Secondo. Non esiste alcun limite costituzionale a questo riconoscimento, perché la Costituzione promuove la famiglia come realtà sociale, non certo come nucleo inevitabilmente discriminante, che include alcuni ed esclude altri in virtù di una caratteristica personale (l’orientamento omosessuale) che non ha niente che fare con il contributo di ciascuno al progresso della famiglia stessa e della società in generale.

Terzo. Chiunque abbia fatto un minimo di catechismo da bambino sa che esistono nella Sacra Bibbia precetti sui quali persino la Chiesa Cattolica Apostolica Romana non esprime più un giudizio negativo.

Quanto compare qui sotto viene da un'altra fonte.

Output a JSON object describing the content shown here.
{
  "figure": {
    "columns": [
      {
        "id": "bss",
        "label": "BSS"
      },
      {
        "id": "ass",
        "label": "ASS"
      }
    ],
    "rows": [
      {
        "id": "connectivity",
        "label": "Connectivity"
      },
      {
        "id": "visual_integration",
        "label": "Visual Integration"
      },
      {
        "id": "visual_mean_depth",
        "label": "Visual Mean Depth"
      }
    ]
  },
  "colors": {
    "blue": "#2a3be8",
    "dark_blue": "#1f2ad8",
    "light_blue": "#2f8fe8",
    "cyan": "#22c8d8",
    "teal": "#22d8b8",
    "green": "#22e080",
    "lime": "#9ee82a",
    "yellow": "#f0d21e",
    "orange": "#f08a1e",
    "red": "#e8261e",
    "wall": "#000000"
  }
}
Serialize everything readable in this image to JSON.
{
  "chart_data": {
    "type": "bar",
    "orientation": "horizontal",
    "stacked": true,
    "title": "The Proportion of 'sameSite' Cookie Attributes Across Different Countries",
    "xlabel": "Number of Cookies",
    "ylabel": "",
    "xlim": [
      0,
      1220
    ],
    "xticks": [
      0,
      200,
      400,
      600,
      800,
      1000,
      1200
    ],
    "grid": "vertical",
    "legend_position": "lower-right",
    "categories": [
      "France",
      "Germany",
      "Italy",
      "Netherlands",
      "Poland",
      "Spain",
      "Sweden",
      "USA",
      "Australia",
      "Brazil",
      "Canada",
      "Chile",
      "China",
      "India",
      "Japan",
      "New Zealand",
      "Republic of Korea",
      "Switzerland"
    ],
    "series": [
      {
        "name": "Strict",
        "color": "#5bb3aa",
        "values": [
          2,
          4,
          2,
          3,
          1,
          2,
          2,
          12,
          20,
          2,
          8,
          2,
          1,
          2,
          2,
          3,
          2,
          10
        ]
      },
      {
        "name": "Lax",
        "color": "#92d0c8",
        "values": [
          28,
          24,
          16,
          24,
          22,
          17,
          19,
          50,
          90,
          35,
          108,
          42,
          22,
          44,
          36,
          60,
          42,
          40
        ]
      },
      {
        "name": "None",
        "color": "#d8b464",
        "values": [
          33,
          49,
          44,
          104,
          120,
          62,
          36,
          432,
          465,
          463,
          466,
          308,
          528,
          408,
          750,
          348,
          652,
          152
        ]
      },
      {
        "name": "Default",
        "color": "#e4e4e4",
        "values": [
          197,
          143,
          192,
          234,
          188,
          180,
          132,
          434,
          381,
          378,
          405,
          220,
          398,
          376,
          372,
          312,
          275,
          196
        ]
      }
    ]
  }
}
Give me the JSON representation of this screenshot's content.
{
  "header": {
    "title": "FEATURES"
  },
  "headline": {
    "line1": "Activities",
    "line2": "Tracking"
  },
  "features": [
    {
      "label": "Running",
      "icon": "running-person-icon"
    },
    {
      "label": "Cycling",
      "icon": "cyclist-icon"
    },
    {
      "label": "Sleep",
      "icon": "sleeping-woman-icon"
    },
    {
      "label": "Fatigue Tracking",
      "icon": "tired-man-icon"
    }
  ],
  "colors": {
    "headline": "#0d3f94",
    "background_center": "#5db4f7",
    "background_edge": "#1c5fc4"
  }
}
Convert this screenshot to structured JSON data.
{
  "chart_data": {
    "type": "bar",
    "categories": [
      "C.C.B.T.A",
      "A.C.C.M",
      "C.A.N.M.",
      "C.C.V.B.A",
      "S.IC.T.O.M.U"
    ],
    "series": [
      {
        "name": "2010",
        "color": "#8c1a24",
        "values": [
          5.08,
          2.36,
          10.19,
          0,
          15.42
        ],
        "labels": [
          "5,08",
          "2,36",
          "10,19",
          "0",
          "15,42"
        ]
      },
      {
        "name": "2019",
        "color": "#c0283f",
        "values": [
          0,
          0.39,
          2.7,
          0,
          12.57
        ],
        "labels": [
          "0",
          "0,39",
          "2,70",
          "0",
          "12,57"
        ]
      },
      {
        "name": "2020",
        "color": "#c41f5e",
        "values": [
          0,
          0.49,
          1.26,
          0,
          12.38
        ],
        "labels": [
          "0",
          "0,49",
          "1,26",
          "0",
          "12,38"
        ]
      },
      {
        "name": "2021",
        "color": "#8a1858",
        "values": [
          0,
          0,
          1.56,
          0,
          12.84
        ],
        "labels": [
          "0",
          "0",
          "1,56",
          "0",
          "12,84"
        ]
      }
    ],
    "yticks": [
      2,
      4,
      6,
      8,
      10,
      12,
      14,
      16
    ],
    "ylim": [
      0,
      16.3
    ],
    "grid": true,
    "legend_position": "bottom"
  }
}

E sa anche che quanto scritto nella Bibbia sui rapporti tra persone dello stesso sesso (“non giacerai…” e via dicendo), più che favorire l’inclusione o la non-discriminazione, alimenta direttamente l’ostilità, la segregazione e la violenza nei confronti delle persone omosessuali a prescindere dalla loro condotta, e dunque unicamente per quello che sono. Non a caso proprio quei versi della Bibbia vengono oggi sfruttati da gruppi religiosi in Africa per proporre e approvare, com’è avvenuto in Uganda e Nigeria, leggi che puniscono i rapporti omosessuali con l’ergastolo, e ciò solo perché la pena di morte ha ricevuto critiche severe dal mondo diplomatico ed è stata quindi cancellata.

Un cattolico maturo dovrebbe domandarsi se il disegno di Dio contempli un premio finale per l’ostilità, l’odio e la segregazione, o se piuttosto non sia dovere morale di ogni cristiano smetterla di usare la religione come mezzo di coercizione politica nei confronti dell’”altro” e del “diverso”.

Da quale parte i cattolici vogliono stare? La nostra classe politica è davvero più simile ai gruppi che fanno dell’omofobia fanatica e ossessiva la loro ragione di vita, e non piuttosto a chi si adopera per rendere l’Italia non migliore, ma decente dal punto di vista dei diritti individuali?